Dr. Thomas on the Safety Profile of Lifileucel Plus Pembrolizumab in Advanced Melanoma

Sajeve Samuel Thomas, MD, medical oncologist and hematologist, Orlando Health Cancer Institute, Orlando Health, assistant professor, Florida State University College of Medicine and University of Central Florida College of Medicine, discusses the safety profile of lifileucel (LN-144) plus pembrolizumab (Keytruda) in advanced melanoma.

The results of the ongoing phase 2 IOV-COM-202 trial (NCT03645928), which were presented during the 2021 ASCO Annual Meeting, demonstrated early efficacy signals with the combination of lifileucel, a tumor-infiltrating lymphocyte cellular therapy, and pembrolizumab in patients with checkpoint inhibitor–naïve advanced melanoma.

Regarding safety, lifileucel plus pembrolizumab was generally well tolerated among patients, Thomas says. The majority of adverse effects (AEs) were related to non-myeloablative lymphodepletion with cyclophosphamide and fludarabine or IL-2 administration, Thomas says. The toxicities observed with pembrolizumab were consistent with the known safety profile of the agent, including fatigue and itchy skin, Thomas says.

Lymphodepletion- and IL-2–related AEs were also consistent with previous reports and were mostly transient, Thomas says.
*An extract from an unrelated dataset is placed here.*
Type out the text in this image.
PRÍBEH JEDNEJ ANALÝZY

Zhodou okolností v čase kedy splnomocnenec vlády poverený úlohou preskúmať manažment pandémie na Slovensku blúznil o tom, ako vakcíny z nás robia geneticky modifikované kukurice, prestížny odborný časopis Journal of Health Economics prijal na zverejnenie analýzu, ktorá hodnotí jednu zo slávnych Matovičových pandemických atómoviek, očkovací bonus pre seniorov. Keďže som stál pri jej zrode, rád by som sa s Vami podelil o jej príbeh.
After treatment discontinuation or dose interruption, most AEs resolved within 2 to 4 weeks, Thomas says. However, patients required prolonged hospital stays to monitor for blood-count recovery and potential infections, Thomas says.

Common any-grade AEs included thrombocytopenia, chills, nausea, pyrexia, vomiting, fatigue, febrile neutropenia, hypertension, neutropenia, alopecia, cough, decreased appetite, and peripheral edema. Additionally, over time, the incidence of AEs decreased, suggesting that one-time administration of lifileucel could be optimal, concludes Thomas.